Дядя Зяма | страница 67



.

Известно, что в первую же субботу после свадьбы молодожена вызывают к мафтиру и устраивают ему мишебейрех как следует, чтобы он почувствовал, почем фунт лиха, и принял на себя иго еврейства. А как же иначе…

И вот тут-то Мейлехке Пик совершил первую ужасную ошибку. Дальнейшие ошибки стали только следствием неудачного мишебейреха. Это как с капотой: стоит неправильно застегнуть одну пуговицу, и все остальные сами собой застегнутся криво. Даже красивый почерок больше не защищал Мейлехке. Он просто взял и собственными руками угробил свою блестящую карьеру.

А дело было так.

Проведя несколько недель до свадьбы в Шклове, Мейлехке Пик понемногу присмотрелся к местным обычаям, обдумал шкловские церемонии, чтобы знать, как вести себя по-людски. И вот однажды в субботу он слышит, как в лю-бавичском бесмедреше вызывают заезжего человека к мафтиру и как Исроэл-габай устраивает ему мишебейрех. И когда габай доходит до Баавур шенодер[153], то зажмуривает глаз и прикладывает ладонь к уху, чтобы как следует расслышать, сколько, например, пожертвует этот ойрех[154].

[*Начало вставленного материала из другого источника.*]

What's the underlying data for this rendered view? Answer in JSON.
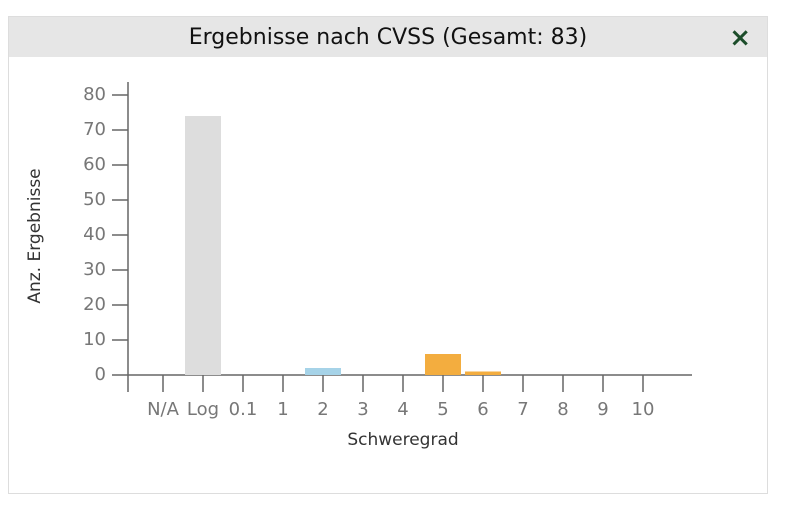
{
  "header": {
    "title": "Ergebnisse nach CVSS (Gesamt: 83)",
    "close_label": "×"
  },
  "chart_data": {
    "type": "bar",
    "x_label": "Schweregrad",
    "y_label": "Anz. Ergebnisse",
    "categories": [
      "N/A",
      "Log",
      "0.1",
      "1",
      "2",
      "3",
      "4",
      "5",
      "6",
      "7",
      "8",
      "9",
      "10"
    ],
    "values": [
      0,
      74,
      0,
      0,
      2,
      0,
      0,
      6,
      1,
      0,
      0,
      0,
      0
    ],
    "colors": [
      "#dddddd",
      "#dddddd",
      "#a6d3e8",
      "#a6d3e8",
      "#a6d3e8",
      "#a6d3e8",
      "#f3ad3f",
      "#f3ad3f",
      "#f3ad3f",
      "#f3ad3f",
      "#e06a5f",
      "#e06a5f",
      "#e06a5f"
    ],
    "ylim": [
      0,
      80
    ],
    "yticks": [
      0,
      10,
      20,
      30,
      40,
      50,
      60,
      70,
      80
    ],
    "grid": false
  }
}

— Баавур шено-о-одер? — по-субботнему громогласно гнусавит Исроэл-габай свое благословение, ставит в конце большой вопросительный знак и замирает.

Вызванный к мафтиру отвечает габаю на чистом «святом языке»[155]:

— Алеф пуд карасин!

То есть один пуд керосина.

И Исроэл-габай вплетает этот «алеф пуд карасин» в мишебейрех, и все идет своим чередом.

Это понравилось Мейлехке Пику. Как у них тут все ловко и просто устроено!.. И Мейлехке вбил себе в голову, что, когда дело дойдет до него, он уже будет знать, что делать.

В первую субботу после свадьбы, которая пришлась как раз на Хануку, перед тем как идти молиться в любавичский бесмедреш, Зяма как человек практичный хотел по всем статьям наставить зятя, чтобы тот разбирался в шкловских приличиях. Зяма сказал ему так:

— Когда тебя вызовут, Мейлехке, сынок, ты пообещаешь… как положено…

— Знаю, знаю, знаю, — Мейлехке Пик двумя руками отбивался от своего церемониймейстера, — знаю, знаю!

В качестве очень одаренного зятька Мейлехке никогда никому не позволял слова сказать или же дать ему совет. Он знает, знает! Все он знает… Еще перед хупой Зяма натерпелся от зятя.

— Возьмешь фату, возьмешь и…

— Знаю, знаю, знаю!

— Обручальное кольцо надевают на…

— Знаю, знаю, знаю!

— После шеве брохес[156] отхлебнешь[157]

— Знаю, знаю, знаю!

Он знает, он знает, все-то он знает, этот одаренный зятек! Только он один все знает. Но как только доходит до дела, Мейлехке каждый раз барахтается, как жук в сметане, и тесть с тещей бросаются — часто слишком поздно — ему на выручку.